Paper No. 6-5
Presentation Time: 9:45 AM
THE EFFECTS OF SUPERIMPOSED DEFORMATION EVENTS ON STRIKE-SLIP TRANSLATION IN THE CORDILLERA: AN EXAMPLE FROM THE DENALI FAULT SYSTEM
WALDIEN, Trevor S. and ROESKE, Sarah M., Earth and Planetary Sciences, University California- Davis, 2119 Earth and Physical Sciences, One Shields Avenue, Davis, CA 95616
Despite paleomagnetic data and plate circuit reconstructions requiring major strike-slip displacement in the northern Cordillera, geologic piercing points on major Cordilleran strike-slip faults remain cryptic, controversial, and yield low estimates compared to other datasets. The Denali fault is a key structure accommodating northward transport of outboard (Wrangellia and Chugach) terranes. Geologic estimates of total late Cretaceous-Holocene strike-slip displacement on the Denali fault range from ~450 to ‘0’ km. The widely cited correlation between the Maclaren schist (S side of the Denali fault in Alaska) and Kluane schist (NE side of the Denali fault in Yukon) yields ~450 km of dextral slip on the Denali fault since late Cretaceous time. Although recent work on the Kluane schist aimed to refute the correlation, our new detrital zircon U/Pb age spectra from the Maclaren schist and U/Pb zircon crystallization ages from cross-cutting intrusive rocks correlate strongly with equivalent datasets from the Kluane schist. The new age data support metamorphic studies on both schist bodies and confirm that these rocks create a viable piercing point to restore late Cretaceous-Cenozoic slip on the Denali fault system.

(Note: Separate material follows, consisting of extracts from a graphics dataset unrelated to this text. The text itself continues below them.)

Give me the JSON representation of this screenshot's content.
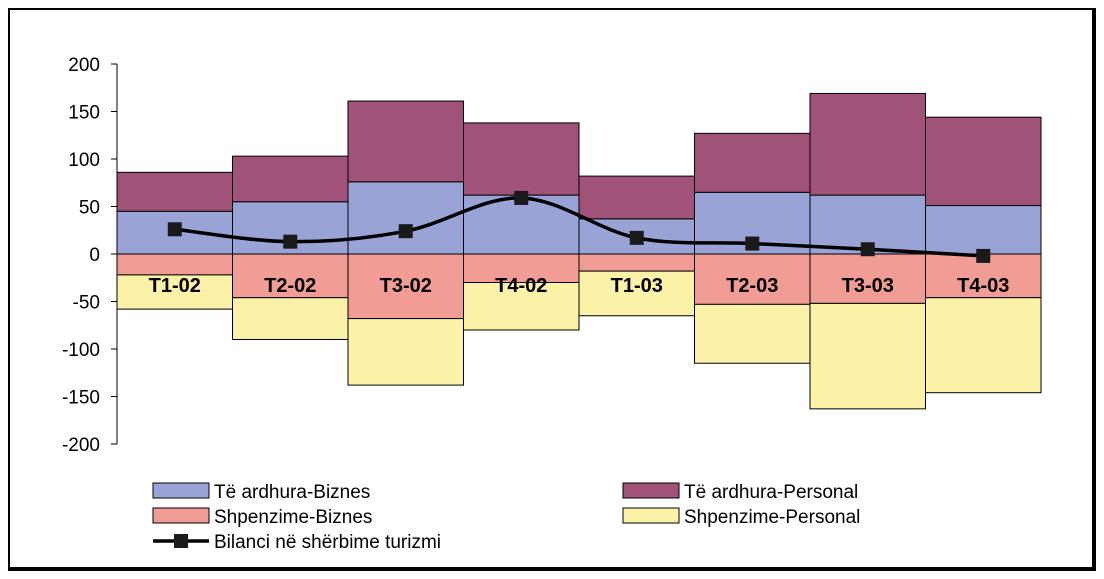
{
  "chart_data": {
    "type": "bar",
    "stacked": true,
    "categories": [
      "T1-02",
      "T2-02",
      "T3-02",
      "T4-02",
      "T1-03",
      "T2-03",
      "T3-03",
      "T4-03"
    ],
    "ylim": [
      -200,
      200
    ],
    "yticks": [
      200,
      150,
      100,
      50,
      0,
      -50,
      -100,
      -150,
      -200
    ],
    "grid": false,
    "legend_position": "bottom",
    "series": [
      {
        "name": "Të ardhura-Biznes",
        "kind": "bar",
        "color": "#99A3D6",
        "values": [
          45,
          55,
          76,
          62,
          37,
          65,
          62,
          51
        ]
      },
      {
        "name": "Të ardhura-Personal",
        "kind": "bar",
        "color": "#A05278",
        "values": [
          41,
          48,
          85,
          76,
          45,
          62,
          107,
          93
        ]
      },
      {
        "name": "Shpenzime-Biznes",
        "kind": "bar",
        "color": "#F19C94",
        "values": [
          -22,
          -46,
          -68,
          -30,
          -18,
          -53,
          -52,
          -46
        ]
      },
      {
        "name": "Shpenzime-Personal",
        "kind": "bar",
        "color": "#FBF2A8",
        "values": [
          -36,
          -44,
          -70,
          -50,
          -47,
          -62,
          -111,
          -100
        ]
      },
      {
        "name": "Bilanci në shërbime turizmi",
        "kind": "line",
        "color": "#000000",
        "values": [
          26,
          13,
          24,
          59,
          17,
          11,
          5,
          -2
        ]
      }
    ]
  }
}
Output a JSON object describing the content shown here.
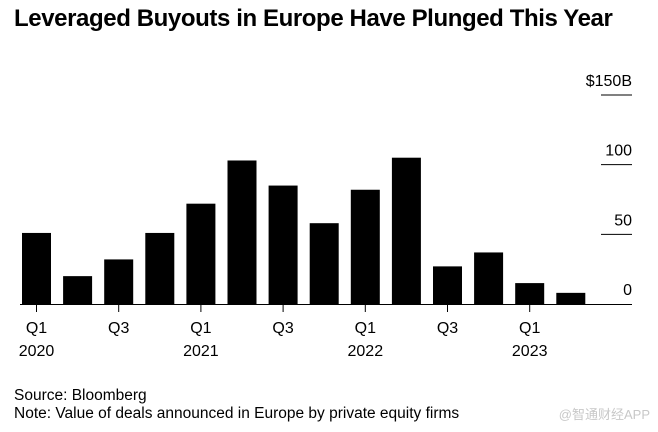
{
  "chart_data": {
    "type": "bar",
    "title": "Leveraged Buyouts in Europe Have Plunged This Year",
    "categories": [
      "Q1 2020",
      "Q2 2020",
      "Q3 2020",
      "Q4 2020",
      "Q1 2021",
      "Q2 2021",
      "Q3 2021",
      "Q4 2021",
      "Q1 2022",
      "Q2 2022",
      "Q3 2022",
      "Q4 2022",
      "Q1 2023",
      "Q2 2023"
    ],
    "values": [
      51,
      20,
      32,
      51,
      72,
      103,
      85,
      58,
      82,
      105,
      27,
      37,
      15,
      8
    ],
    "x_tick_labels": [
      {
        "index": 0,
        "quarter": "Q1",
        "year": "2020"
      },
      {
        "index": 2,
        "quarter": "Q3",
        "year": ""
      },
      {
        "index": 4,
        "quarter": "Q1",
        "year": "2021"
      },
      {
        "index": 6,
        "quarter": "Q3",
        "year": ""
      },
      {
        "index": 8,
        "quarter": "Q1",
        "year": "2022"
      },
      {
        "index": 10,
        "quarter": "Q3",
        "year": ""
      },
      {
        "index": 12,
        "quarter": "Q1",
        "year": "2023"
      }
    ],
    "y_ticks": [
      {
        "value": 150,
        "label": "$150B"
      },
      {
        "value": 100,
        "label": "100"
      },
      {
        "value": 50,
        "label": "50"
      },
      {
        "value": 0,
        "label": "0"
      }
    ],
    "ylim": [
      0,
      150
    ],
    "xlabel": "",
    "ylabel": "",
    "grid": true,
    "bar_color": "#000000"
  },
  "footer": {
    "source": "Source: Bloomberg",
    "note": "Note: Value of deals announced in Europe by private equity firms"
  },
  "watermark": "@智通财经APP"
}
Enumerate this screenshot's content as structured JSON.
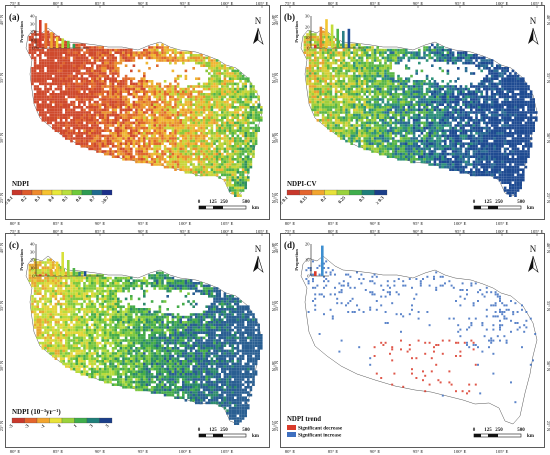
{
  "panels": [
    {
      "id": "a",
      "label": "(a)",
      "legend_title": "NDPI",
      "legend_ticks": [
        "≤ 0.1",
        "0.2",
        "0.3",
        "0.4",
        "0.5",
        "0.6",
        "0.7",
        "≥0.7"
      ],
      "legend_colors": [
        "#c8382c",
        "#de5a2c",
        "#ee8a2e",
        "#f6c230",
        "#e8e83a",
        "#b9df3e",
        "#6fca3c",
        "#2e9b53",
        "#1f6b8f",
        "#1a2f8a"
      ],
      "hist_values": [
        35,
        31,
        20,
        14,
        12,
        9,
        5
      ],
      "hist_colors": [
        "#d23a2a",
        "#e5722c",
        "#f0a62e",
        "#f2d231",
        "#bfdc39",
        "#67c23d",
        "#2d9c4f"
      ],
      "hist_ymax": 40,
      "hist_yticks": [
        "0",
        "10",
        "20",
        "30",
        "40"
      ],
      "hist_ylabel": "Proportion",
      "map_palette": [
        "#cf4a2d",
        "#e0682e",
        "#e9922f",
        "#efb733",
        "#c8d53a",
        "#8cc93d",
        "#4fb24a",
        "#2f8f60"
      ],
      "map_bias": 0.15
    },
    {
      "id": "b",
      "label": "(b)",
      "legend_title": "NDPI-CV",
      "legend_ticks": [
        "≤ 0.1",
        "0.15",
        "0.2",
        "0.25",
        "0.3",
        "≥ 0.3"
      ],
      "legend_colors": [
        "#c8382c",
        "#e4652e",
        "#f2a52f",
        "#e8e23a",
        "#9ad23c",
        "#3fae4c",
        "#1f7f7a",
        "#1b3f8a"
      ],
      "hist_values": [
        3,
        20,
        27,
        22,
        18,
        16,
        18
      ],
      "hist_colors": [
        "#d23a2a",
        "#e5832c",
        "#f2c531",
        "#c3dc39",
        "#4cb64a",
        "#2b7f86",
        "#1f4d97"
      ],
      "hist_ymax": 30,
      "hist_yticks": [
        "0",
        "10",
        "20",
        "30"
      ],
      "hist_ylabel": "Proportion",
      "map_palette": [
        "#e9a231",
        "#d8cf38",
        "#9fcf3c",
        "#5ab648",
        "#2f927a",
        "#2a6c93",
        "#1f4b92"
      ],
      "map_bias": 0.55
    },
    {
      "id": "c",
      "label": "(c)",
      "legend_title": "NDPI (10⁻³yr⁻¹)",
      "legend_ticks": [
        "-5",
        "-3",
        "-1",
        "0",
        "1",
        "3",
        "5"
      ],
      "legend_colors": [
        "#c8382c",
        "#e4652e",
        "#f2a52f",
        "#e8e23a",
        "#9ad23c",
        "#3fae4c",
        "#1f7f7a",
        "#1b3f8a"
      ],
      "hist_values": [
        2,
        3,
        8,
        18,
        30,
        20,
        10,
        5,
        6
      ],
      "hist_colors": [
        "#c8382c",
        "#e06a2c",
        "#efa02e",
        "#f2cf31",
        "#d8e03a",
        "#9ad23c",
        "#4fb24a",
        "#2b7f86",
        "#1f4d97"
      ],
      "hist_ymax": 40,
      "hist_yticks": [
        "0",
        "10",
        "20",
        "30",
        "40"
      ],
      "hist_ylabel": "Proportion",
      "map_palette": [
        "#e7a831",
        "#e3d53a",
        "#b9dc3d",
        "#7cc840",
        "#45ac4a",
        "#2c8a6a",
        "#2a5f92"
      ],
      "map_bias": 0.5
    },
    {
      "id": "d",
      "label": "(d)",
      "legend_title": "NDPI trend",
      "legend_entries": [
        {
          "label": "Significant decrease",
          "color": "#d93a2a"
        },
        {
          "label": "Significant increase",
          "color": "#3e6fbf"
        }
      ],
      "hist_values": [
        3,
        19
      ],
      "hist_colors": [
        "#d93a2a",
        "#3e8fd0"
      ],
      "hist_ymax": 20,
      "hist_yticks": [
        "0",
        "10",
        "20"
      ],
      "hist_ylabel": "Proportion"
    }
  ],
  "lon_labels": [
    "75° E",
    "80° E",
    "85° E",
    "90° E",
    "95° E",
    "100° E",
    "105° E"
  ],
  "lon_labels_bottom": [
    "80° E",
    "85° E",
    "90° E",
    "95° E",
    "100° E",
    "105° E"
  ],
  "lat_labels": [
    "40° N",
    "35° N",
    "30° N",
    "25° N"
  ],
  "north_label": "N",
  "scale_ticks": [
    "0",
    "125",
    "250",
    "500"
  ],
  "scale_unit": "km"
}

The southern margins of the schist bodies are presently separated by ~460 km along the Denali fault. Whereas the Kluane schist appears to have experienced no Cenozoic deformation, late Cretaceous accretionary structures bounding the Maclaren schist have been reactivated as an Oligocene-Neogene SE-vergent imbricate thrust system. The Maclaren schist is carried in the hanging wall of the thrusts and, as a result, has been transported to the SE- back toward the Kluane schist. Therefore, the distance between the schist bodies at the surface provides only a minimum estimate of total dextral slip on the Denali fault. Restoring the Oligocene-Neogene shortening in the thrust system adds ~30-80 km of dextral slip to the Denali fault, thus pushing the geologically-determined estimate of post- mid Cretaceous dextral slip to >490 km.
Because continental strike-slip fault systems often contain dip-slip faults that are active during translation, accounting for shortening or extension of piercing point rocks during translation is an important, but often overlooked, step in reconstructing strike-slip fault systems.